Kelly also said most domestic rooftop or yard solar installations today are registered grid-tied systems tethered to local utility power transmission poles, compared to off-grid on-site battery storage solar systems. And until recently domestic and commercial grid-tied solar producers across Arkansas received a retail 1:1 net-metering credit from power companies for excess produced energy transmitted to and "banked" on regional power grids. Net metering worked to greatly incentivize solar installation across the state, Kelly said.
That is until Sept. 30 of this year, when Arkansas Act 278 of 2023 went into effect, replacing retail net metering rates with greatly reduced wholesale net billing rates for all new hookups. The new law, in effect, discourages "banking" of excess solar energy on grids for later consumption, for example, on cloudy cold days.

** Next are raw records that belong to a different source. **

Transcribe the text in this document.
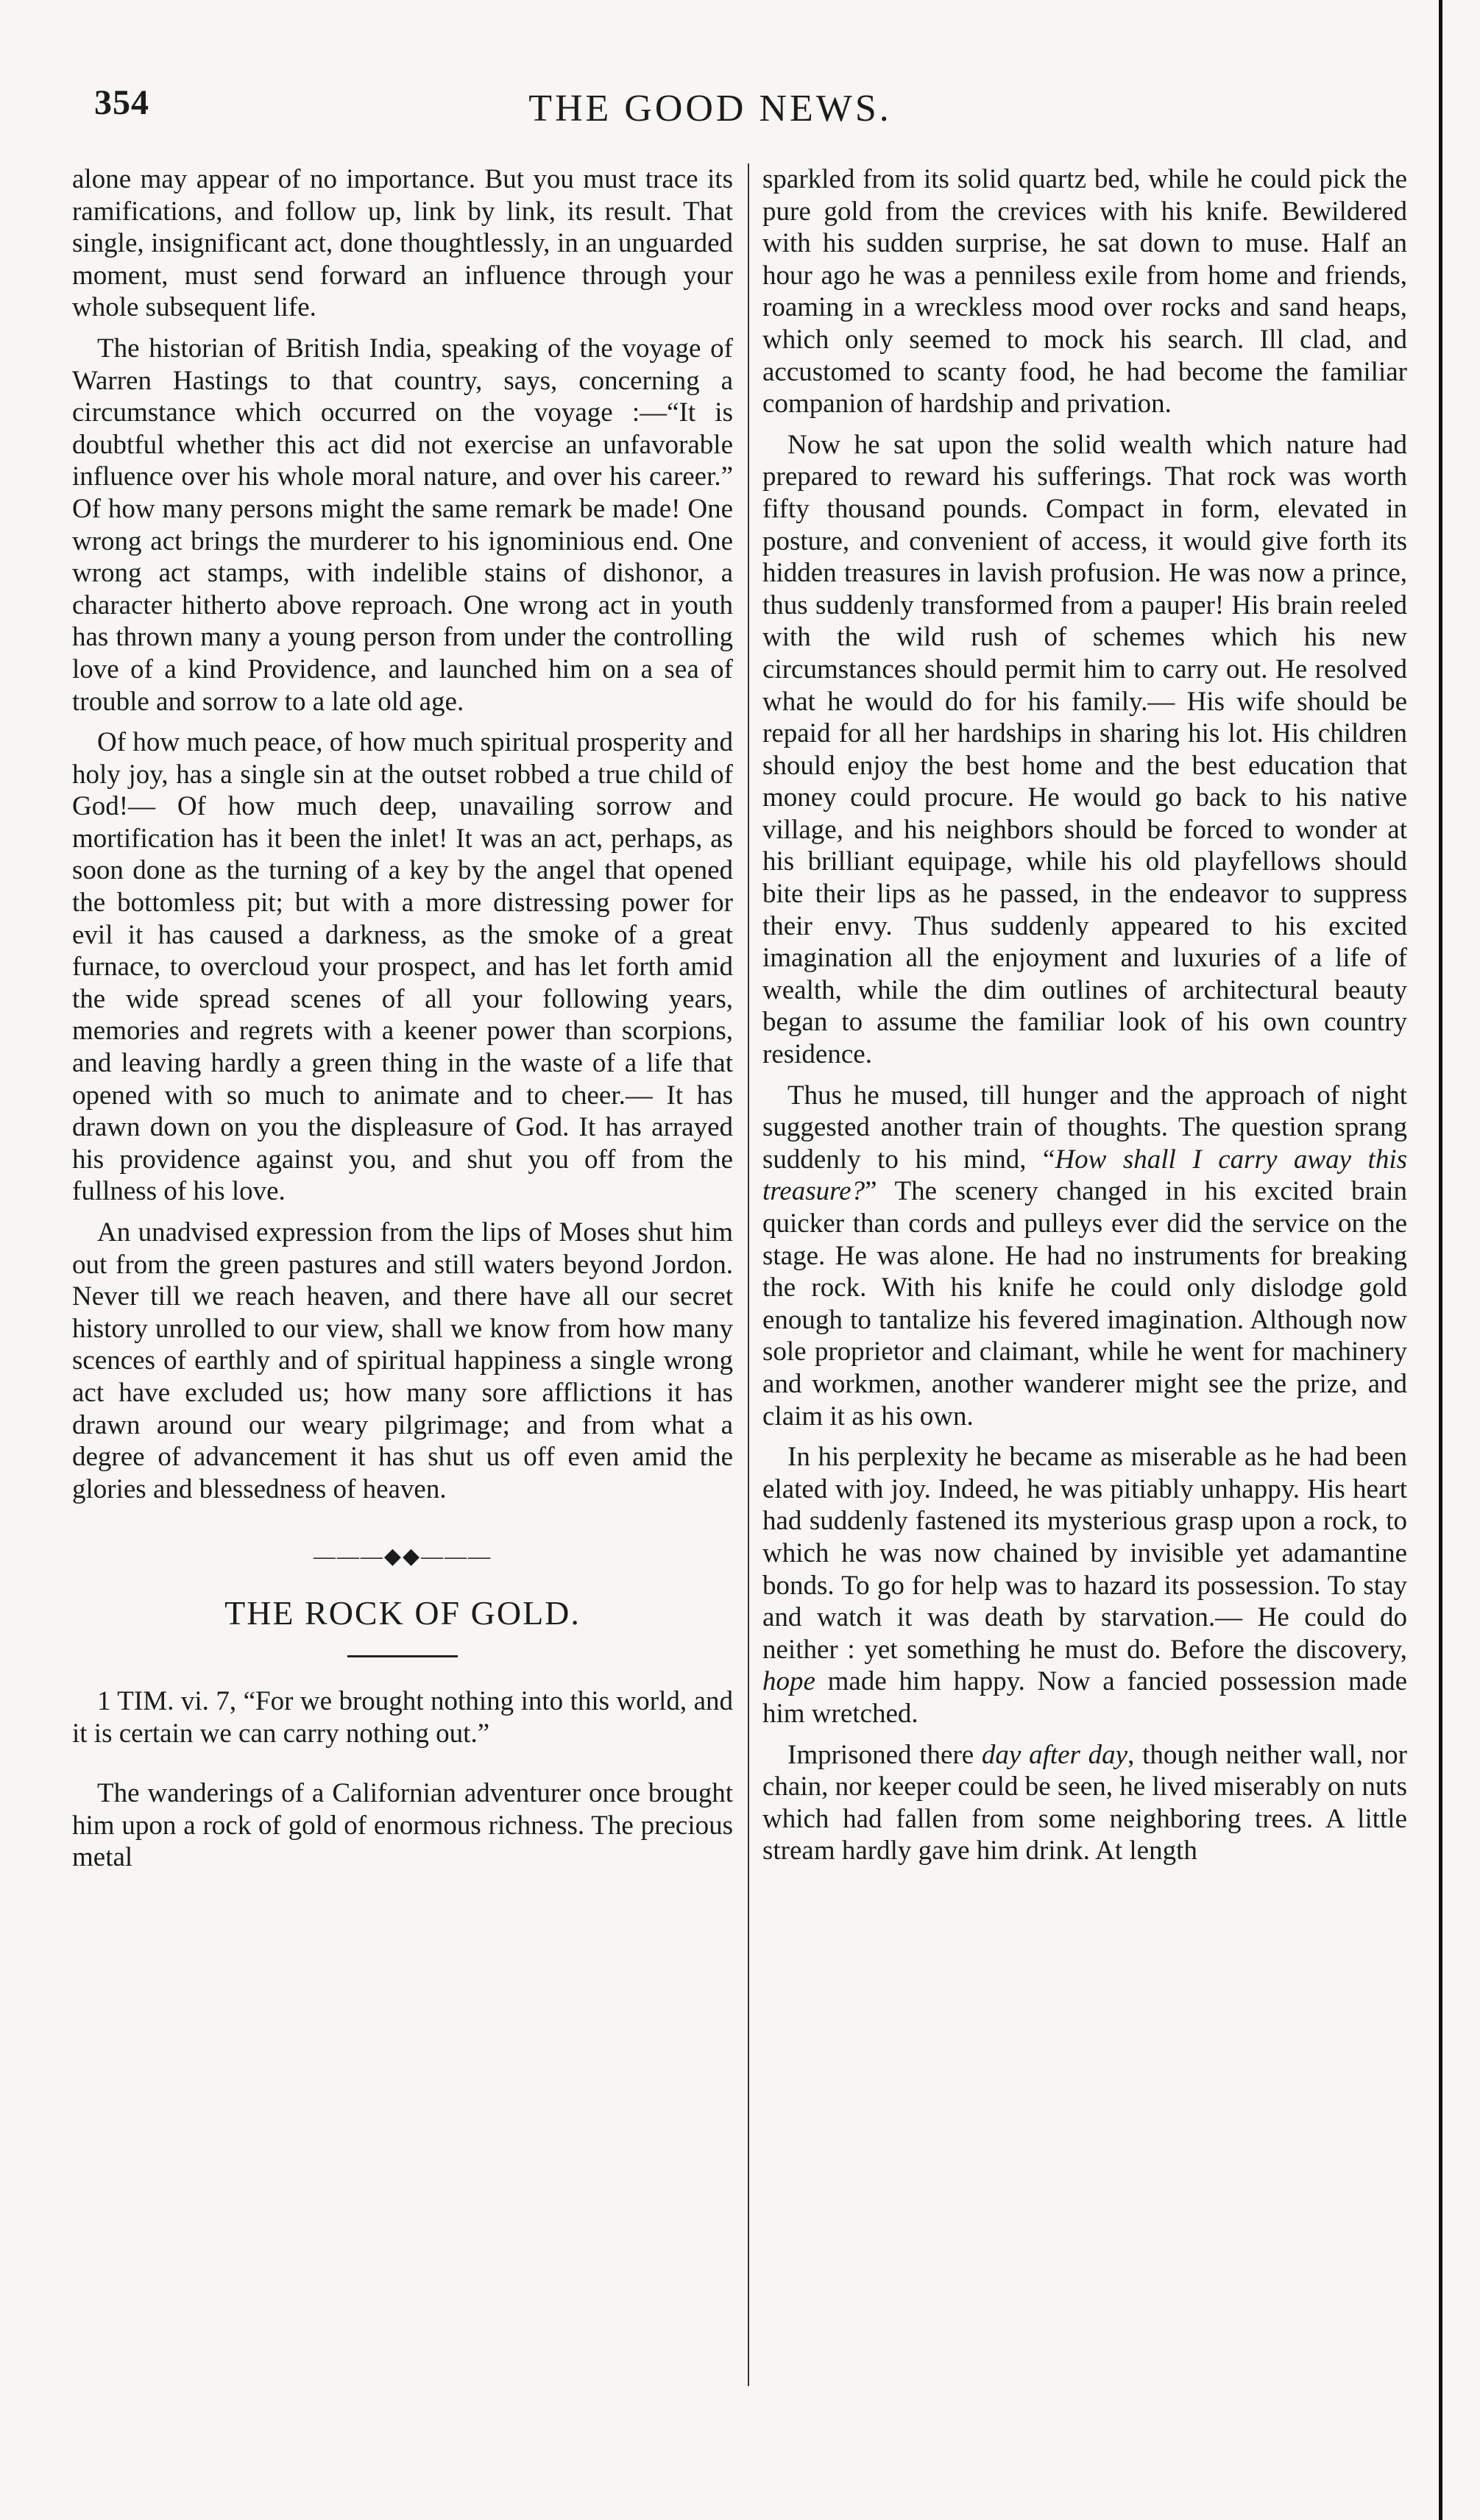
354	THE GOOD NEWS.

alone may appear of no importance. But you must trace its ramifications, and follow up, link by link, its result. That single, insignificant act, done thoughtlessly, in an unguarded moment, must send forward an influence through your whole subsequent life.

The historian of British India, speaking of the voyage of Warren Hastings to that country, says, concerning a circumstance which occurred on the voyage :—“It is doubtful whether this act did not exercise an unfavorable influence over his whole moral nature, and over his career.” Of how many persons might the same remark be made! One wrong act brings the murderer to his ignominious end. One wrong act stamps, with indelible stains of dishonor, a character hitherto above reproach. One wrong act in youth has thrown many a young person from under the controlling love of a kind Providence, and launched him on a sea of trouble and sorrow to a late old age.

Of how much peace, of how much spiritual prosperity and holy joy, has a single sin at the outset robbed a true child of God!— Of how much deep, unavailing sorrow and mortification has it been the inlet! It was an act, perhaps, as soon done as the turning of a key by the angel that opened the bottomless pit; but with a more distressing power for evil it has caused a darkness, as the smoke of a great furnace, to overcloud your prospect, and has let forth amid the wide spread scenes of all your following years, memories and regrets with a keener power than scorpions, and leaving hardly a green thing in the waste of a life that opened with so much to animate and to cheer.— It has drawn down on you the displeasure of God. It has arrayed his providence against you, and shut you off from the fullness of his love.

An unadvised expression from the lips of Moses shut him out from the green pastures and still waters beyond Jordon. Never till we reach heaven, and there have all our secret history unrolled to our view, shall we know from how many scences of earthly and of spiritual happiness a single wrong act have excluded us; how many sore afflictions it has drawn around our weary pilgrimage; and from what a degree of advancement it has shut us off even amid the glories and blessedness of heaven.

———◆◆———
THE ROCK OF GOLD.

1 TIM. vi. 7, “For we brought nothing into this world, and it is certain we can carry nothing out.”

The wanderings of a Californian adventurer once brought him upon a rock of gold of enormous richness. The precious metal

sparkled from its solid quartz bed, while he could pick the pure gold from the crevices with his knife. Bewildered with his sudden surprise, he sat down to muse. Half an hour ago he was a penniless exile from home and friends, roaming in a wreckless mood over rocks and sand heaps, which only seemed to mock his search. Ill clad, and accustomed to scanty food, he had become the familiar companion of hardship and privation.

Now he sat upon the solid wealth which nature had prepared to reward his sufferings. That rock was worth fifty thousand pounds. Compact in form, elevated in posture, and convenient of access, it would give forth its hidden treasures in lavish profusion. He was now a prince, thus suddenly transformed from a pauper! His brain reeled with the wild rush of schemes which his new circumstances should permit him to carry out. He resolved what he would do for his family.— His wife should be repaid for all her hardships in sharing his lot. His children should enjoy the best home and the best education that money could procure. He would go back to his native village, and his neighbors should be forced to wonder at his brilliant equipage, while his old playfellows should bite their lips as he passed, in the endeavor to suppress their envy. Thus suddenly appeared to his excited imagination all the enjoyment and luxuries of a life of wealth, while the dim outlines of architectural beauty began to assume the familiar look of his own country residence.

Thus he mused, till hunger and the approach of night suggested another train of thoughts. The question sprang suddenly to his mind, “How shall I carry away this treasure?” The scenery changed in his excited brain quicker than cords and pulleys ever did the service on the stage. He was alone. He had no instruments for breaking the rock. With his knife he could only dislodge gold enough to tantalize his fevered imagination. Although now sole proprietor and claimant, while he went for machinery and workmen, another wanderer might see the prize, and claim it as his own.

In his perplexity he became as miserable as he had been elated with joy. Indeed, he was pitiably unhappy. His heart had suddenly fastened its mysterious grasp upon a rock, to which he was now chained by invisible yet adamantine bonds. To go for help was to hazard its possession. To stay and watch it was death by starvation.— He could do neither : yet something he must do. Before the discovery, hope made him happy. Now a fancied possession made him wretched.

Imprisoned there day after day, though neither wall, nor chain, nor keeper could be seen, he lived miserably on nuts which had fallen from some neighboring trees. A little stream hardly gave him drink. At length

Kelly said the change will likely result in more new off-grid battery storage system installations.
"That's actually what the future is looking like going forward because of the policy changes in Arkansas," he said. "Off grid systems don't have to get registered, they don't have to report anything, they're certainly under the radar and nearly impossible to track."
Arkansas energy utilities reportedly pressed for the new law, claiming net metering strains electric grids and that grid-tied solar producers ought to share the cost of transmission grid use and maintenance. Solar advocates disagree saying that net-metered solar power enables utilities to better manage peak electricity demand loads.
Frank Kelly advises households and businesses planning to convert to either type of solar system under the new law to shop carefully.
"The numbers keep growing where out-of-state installers are doing inferior work or use low quality modules," he said. "And so my recommendation is to search out an Arkansas-based company with a strong list of referrals."
In a statement referencing the pending removal of the obsolete O.N.E. solar facility in east Springdale, Today's Power stated it remains "dedicated to providing energy solutions to improve efficiency and reliability."